“Air cover” – cybercriminal marketing and the media

17 August 2016

For a new or relatively unknown cybercriminal actor looking to sell compromised data, attracting buyers can be a difficult task. Actors without established reputations are significantly less likely to be trusted and, as a result, are unlikely to be on other actors’ buying radars. Recent months have seen a number of actors adopting an approach not normally adopted by traditional criminals – proactively talking to the media.

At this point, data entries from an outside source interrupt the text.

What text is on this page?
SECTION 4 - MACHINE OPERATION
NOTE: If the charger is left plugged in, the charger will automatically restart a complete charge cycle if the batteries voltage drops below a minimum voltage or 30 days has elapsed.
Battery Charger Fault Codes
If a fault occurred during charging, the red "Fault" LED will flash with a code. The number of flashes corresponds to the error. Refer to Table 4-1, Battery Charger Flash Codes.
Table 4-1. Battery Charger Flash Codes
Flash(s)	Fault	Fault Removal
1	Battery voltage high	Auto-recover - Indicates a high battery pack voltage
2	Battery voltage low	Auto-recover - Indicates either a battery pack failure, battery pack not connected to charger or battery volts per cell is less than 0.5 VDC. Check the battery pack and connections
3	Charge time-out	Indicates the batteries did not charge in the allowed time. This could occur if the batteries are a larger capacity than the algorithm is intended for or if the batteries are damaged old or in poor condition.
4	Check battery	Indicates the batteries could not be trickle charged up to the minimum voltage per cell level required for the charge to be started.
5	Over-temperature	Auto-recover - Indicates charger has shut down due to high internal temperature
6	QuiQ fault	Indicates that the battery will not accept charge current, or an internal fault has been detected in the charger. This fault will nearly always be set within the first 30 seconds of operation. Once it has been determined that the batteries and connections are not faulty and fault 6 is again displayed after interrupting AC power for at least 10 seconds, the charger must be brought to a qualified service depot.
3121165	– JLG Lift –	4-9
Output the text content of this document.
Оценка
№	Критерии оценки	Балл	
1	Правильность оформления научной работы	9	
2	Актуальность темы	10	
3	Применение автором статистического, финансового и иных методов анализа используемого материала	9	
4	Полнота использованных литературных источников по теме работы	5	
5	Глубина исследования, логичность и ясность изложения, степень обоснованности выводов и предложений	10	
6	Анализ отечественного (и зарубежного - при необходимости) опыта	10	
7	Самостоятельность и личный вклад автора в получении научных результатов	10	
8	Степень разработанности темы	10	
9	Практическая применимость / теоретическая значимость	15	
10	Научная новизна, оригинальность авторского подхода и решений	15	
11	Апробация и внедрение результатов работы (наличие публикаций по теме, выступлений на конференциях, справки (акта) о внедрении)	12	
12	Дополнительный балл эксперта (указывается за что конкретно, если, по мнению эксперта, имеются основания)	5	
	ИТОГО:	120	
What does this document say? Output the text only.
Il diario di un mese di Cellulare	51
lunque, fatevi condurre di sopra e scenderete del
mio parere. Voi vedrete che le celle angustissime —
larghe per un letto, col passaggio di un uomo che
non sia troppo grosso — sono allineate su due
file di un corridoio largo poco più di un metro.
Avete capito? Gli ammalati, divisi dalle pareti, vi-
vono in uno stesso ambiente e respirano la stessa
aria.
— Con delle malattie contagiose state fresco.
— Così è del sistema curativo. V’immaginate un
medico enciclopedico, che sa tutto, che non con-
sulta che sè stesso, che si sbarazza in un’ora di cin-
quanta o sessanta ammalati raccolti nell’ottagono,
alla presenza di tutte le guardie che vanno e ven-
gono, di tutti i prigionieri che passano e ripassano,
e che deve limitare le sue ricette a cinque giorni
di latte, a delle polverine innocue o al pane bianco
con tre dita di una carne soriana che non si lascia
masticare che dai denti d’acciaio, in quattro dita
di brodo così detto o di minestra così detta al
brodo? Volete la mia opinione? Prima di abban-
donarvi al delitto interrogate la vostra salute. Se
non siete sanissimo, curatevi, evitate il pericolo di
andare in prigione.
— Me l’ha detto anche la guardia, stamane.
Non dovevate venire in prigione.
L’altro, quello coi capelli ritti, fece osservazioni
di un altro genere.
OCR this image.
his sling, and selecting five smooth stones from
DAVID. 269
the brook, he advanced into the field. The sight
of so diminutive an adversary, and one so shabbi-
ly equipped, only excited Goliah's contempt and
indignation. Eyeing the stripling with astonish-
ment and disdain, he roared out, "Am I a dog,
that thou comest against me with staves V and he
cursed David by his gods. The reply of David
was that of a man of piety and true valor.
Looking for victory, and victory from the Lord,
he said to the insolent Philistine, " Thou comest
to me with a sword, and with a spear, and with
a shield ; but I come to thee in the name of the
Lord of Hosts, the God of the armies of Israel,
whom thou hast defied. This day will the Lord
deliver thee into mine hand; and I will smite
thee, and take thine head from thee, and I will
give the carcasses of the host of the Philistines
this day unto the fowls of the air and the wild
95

While cybercriminals engaging with journalists is not a new phenomenon (an actor using the name Impact Team spoke with Motherboard Vice in August 2015 following their successful breach of Ashley Madison) a recent trend has been observed of previously unknown actors using the media to self-publicize and advertise the data they have for sale. In June 2016 alone Peace (AKA Peace of Mind), Tessa88 and thedarkoverlord, none of whom were previously well-known outside the security community, all spoke to journalists about compromised data they were offering for sale in what we assessed as likely to be attempts to garner publicity and thereby attract buyers. Speaking to journalists can address two of the problems faced by unknown data merchants – they gain immediate publicity when an article is published, which in turn can drive traffic to the locations where they sell, and if a sample of data is provided for a journalist to verify, the likelihood that potential buyers will trust that the data is genuine will be increased. This approach is very comparable to the marketing tactic of providing leads on stories to journalists in order to boost mentions of a company in the media, known as establishing “air cover.”

 

Wired Peace Interview

Headline from Wired's June 2016 interview with Peace.

Journalists working for technology-focused publications face pressure to report on major data breaches and major breaches make good stories so the offer of an interview with the actor responsible can be hard to pass up. However, by publishing interviews with criminal actors, the resulting news story will likely serve the criminal’s, as well as the journalist’s, ends.

Some measures can be taken to minimize this risk. It is important to always critically analyze a criminal’s claims – and call them out when they are found to be lying – rather than taking what they say at face value. Similarly, it is important to avoid publishing identifiers associated with the criminal. Not revealing which sites they operate on (including by publishing screenshots) or providing their username makes it much harder for prospective buyers to locate the actor online, immediately reducing the benefit of the interview to the criminal. Perhaps most importantly, when a journalist is provided with inside information on a data breach, it is imperative that they inform both the victim and the relevant law enforcement bodies and provide all possible assistance to mitigating the effects of these crimes.

Criminals and journalists both benefit from this kind of interaction, but by taking precautions it is entirely possible for journalists to inform their readers without playing into the criminals’ hands.